Рядом спит папа; на маленьком экране перед ним идет новый фильм про супергероев. Его глаза закрыты, лицо, слегка подрагивая, опускается все ниже к шее, дешевые самолетные наушники сползают с головы. Его локоть, съезжая, оказывается на моей стороне подлокотника. Последний раз он обнимал меня еще до того, как мать стала птицей. Как будто эти объятия означали бы, что он сдался горю. Как будто я хрупкая скорлупа, которую он боится разбить.

А я-то думала, что уже не нуждаюсь в объятиях, но это случайное прикосновение локтя… Я с радостью принимаю его компанию, его тепло.

Мои пальцы словно лед. Пытаясь согреться, я обвиваю ими собственную шею. Холодно. Я представляю диаграмму на стене в кабинете врача: электрически-синий мороз идет через все тело от кончиков пальцев к самому центру.

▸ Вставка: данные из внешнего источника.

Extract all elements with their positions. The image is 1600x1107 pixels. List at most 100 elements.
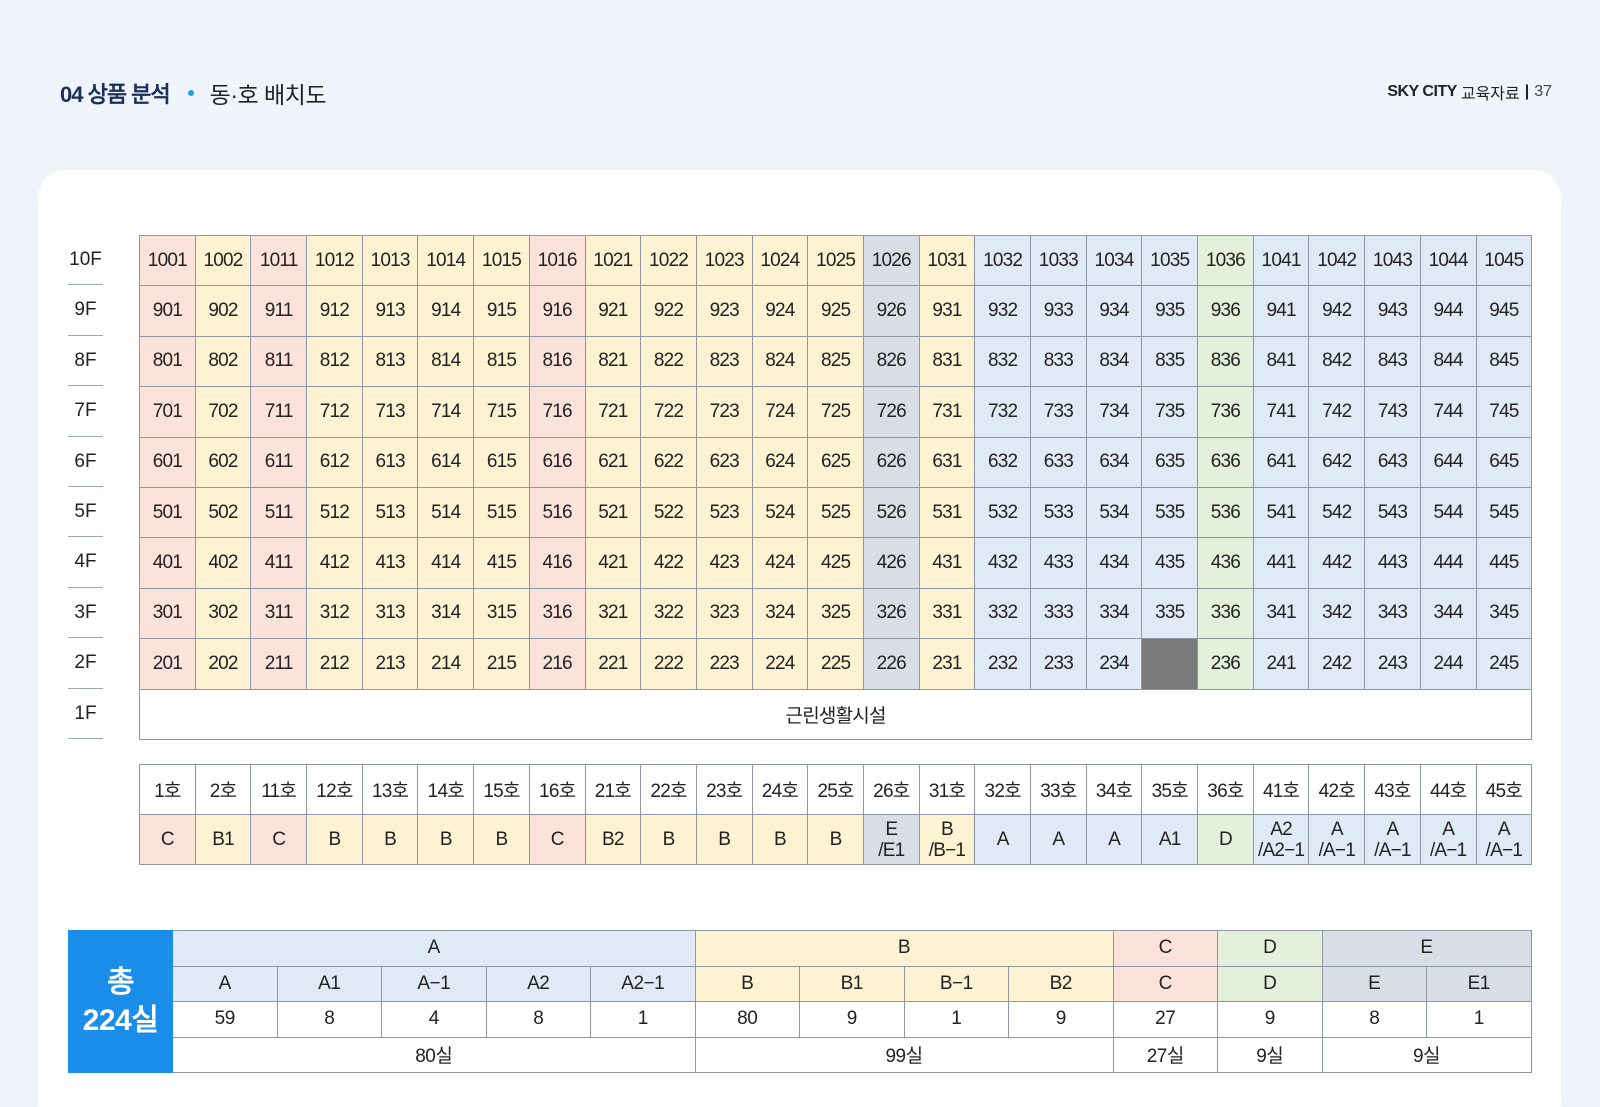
- unit-cell: 702: [194, 386, 252, 438]
- unit-cell: 711: [250, 386, 308, 438]
- unit-cell: 634: [1085, 436, 1143, 488]
- unit-cell: 715: [473, 386, 530, 438]
- type-cell: B: [306, 814, 363, 865]
- unit-cell: 342: [1308, 587, 1366, 640]
- unit-cell: 1036: [1197, 234, 1254, 287]
- ho-cell: 34호: [1085, 764, 1143, 815]
- unit-cell: 932: [974, 285, 1031, 337]
- type-cell: A/A−1: [1419, 814, 1477, 865]
- unit-cell: 722: [640, 386, 697, 438]
- ho-cell: 33호: [1030, 764, 1087, 815]
- unit-cell: 326: [862, 587, 920, 640]
- type-cell: B1: [194, 814, 252, 865]
- unit-cell: 512: [306, 486, 363, 539]
- summary-group-row: 총 224실 A B C D E: [68, 930, 1532, 1073]
- unit-cell: 922: [640, 285, 697, 337]
- type-cell: B: [640, 814, 697, 865]
- unit-cell: 333: [1030, 587, 1087, 640]
- type-cell: D: [1197, 814, 1254, 865]
- unit-cell: 532: [974, 486, 1031, 539]
- floor-label: 2F: [68, 638, 103, 689]
- ho-cell: 23호: [695, 764, 753, 815]
- floor-label: 7F: [68, 386, 103, 437]
- unit-cell: 423: [695, 537, 753, 589]
- unit-cell: 214: [417, 638, 475, 690]
- group-total-cell: 9실: [1217, 1036, 1323, 1073]
- group-header-cell: D: [1217, 930, 1323, 967]
- unit-cell: 1021: [584, 234, 642, 287]
- unit-cell: 924: [751, 285, 809, 337]
- facility-cell: 근린생활시설: [138, 688, 1533, 740]
- unit-cell: 626: [862, 436, 920, 488]
- unit-cell: 1002: [194, 234, 252, 287]
- unit-cell: 311: [250, 587, 308, 640]
- unit-cell: 1026: [862, 234, 920, 287]
- unit-cell: 1024: [751, 234, 809, 287]
- unit-cell: 901: [139, 285, 196, 337]
- group-header-cell: C: [1112, 930, 1218, 967]
- section-title: 04 상품 분석: [60, 82, 171, 107]
- count-cell: 9: [1217, 1001, 1323, 1038]
- floor-label: 5F: [68, 487, 103, 538]
- count-cell: 8: [485, 1001, 591, 1038]
- group-total-cell: 99실: [694, 1036, 1114, 1073]
- unit-cell: 836: [1197, 335, 1254, 388]
- ho-cell: 2호: [194, 764, 252, 815]
- unit-cell: 331: [918, 587, 976, 640]
- unit-cell: 614: [417, 436, 475, 488]
- unit-cell: 831: [918, 335, 976, 388]
- unit-cell: 543: [1364, 486, 1421, 539]
- ho-cell: 11호: [250, 764, 308, 815]
- unit-cell: 225: [807, 638, 864, 690]
- unit-cell: 431: [918, 537, 976, 589]
- group-header-cell: E: [1321, 930, 1532, 967]
- type-cell: A/A−1: [1364, 814, 1421, 865]
- ho-cell: 12호: [306, 764, 363, 815]
- unit-cell: 833: [1030, 335, 1087, 388]
- unit-cell: 1023: [695, 234, 753, 287]
- unit-cell: 242: [1308, 638, 1366, 690]
- unit-cell: 513: [361, 486, 419, 539]
- unit-cell: 645: [1475, 436, 1533, 488]
- unit-cell: 935: [1141, 285, 1199, 337]
- unit-cell: 701: [139, 386, 196, 438]
- unit-cell: 724: [751, 386, 809, 438]
- unit-cell: 644: [1419, 436, 1477, 488]
- unit-cell: 411: [250, 537, 308, 589]
- unit-cell: 725: [807, 386, 864, 438]
- unit-cell: 522: [640, 486, 697, 539]
- floor-label: 10F: [68, 235, 103, 286]
- summary-type-row: A A1 A−1 A2 A2−1 B B1 B−1 B2 C D E E1: [69, 965, 1532, 1002]
- unit-cell: 524: [751, 486, 809, 539]
- unit-cell: 401: [139, 537, 196, 589]
- ho-cell: 35호: [1141, 764, 1199, 815]
- summary-table: 총 224실 A B C D E A A1 A−1 A2 A2−1 B B1 B−1 B2 C D E E1 59 8 4 8…: [68, 930, 1532, 1073]
- unit-cell: 925: [807, 285, 864, 337]
- unit-cell: 502: [194, 486, 252, 539]
- total-value: 224실: [82, 1003, 159, 1037]
- type-row: C B1 C B B B B C B2 B B B B E/E1 B/B−1 A A A A1 D A2/A2−1 A/A…: [139, 814, 1533, 865]
- unit-cell: 222: [640, 638, 697, 690]
- ho-cell: 1호: [139, 764, 196, 815]
- unit-cell: 412: [306, 537, 363, 589]
- unit-type-table: 1호 2호 11호 12호 13호 14호 15호 16호 21호 22호 23호 24호 25호 26호…: [139, 764, 1533, 865]
- unit-cell: 936: [1197, 285, 1254, 337]
- unit-cell: 1016: [528, 234, 586, 287]
- unit-cell: 624: [751, 436, 809, 488]
- unit-cell: 416: [528, 537, 586, 589]
- unit-cell: 945: [1475, 285, 1533, 337]
- unit-cell: 911: [250, 285, 308, 337]
- unit-cell: 635: [1141, 436, 1199, 488]
- count-cell: 1: [903, 1001, 1009, 1038]
- unit-cell: 422: [640, 537, 697, 589]
- group-total-cell: 80실: [172, 1036, 696, 1073]
- unit-cell: 414: [417, 537, 475, 589]
- unit-cell: 734: [1085, 386, 1143, 438]
- unit-cell: 812: [306, 335, 363, 388]
- page-number: 37: [1534, 83, 1552, 100]
- unit-cell: 814: [417, 335, 475, 388]
- unit-cell: 444: [1419, 537, 1477, 589]
- unit-cell: 841: [1252, 335, 1310, 388]
- unit-cell: 933: [1030, 285, 1087, 337]
- unit-cell: 1001: [139, 234, 196, 287]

Возможно, так чувствуют себя люди, когда умирают. Ощущала ли мама этот холод в самом конце? Возможно, каждый раз, когда у меня немеют пальцы, — это робко подкрадывается смерть. Возможно, мое тело слишком сильное, слишком живое, чтобы сдаться ей.

А возможно, с этим холодом начинается превращение в птицу.

13

Небо в Тайбэе окрашено в такой оттенок фиолетового, что нельзя отличить утро от сумерек. Папа говорит, сейчас вечер.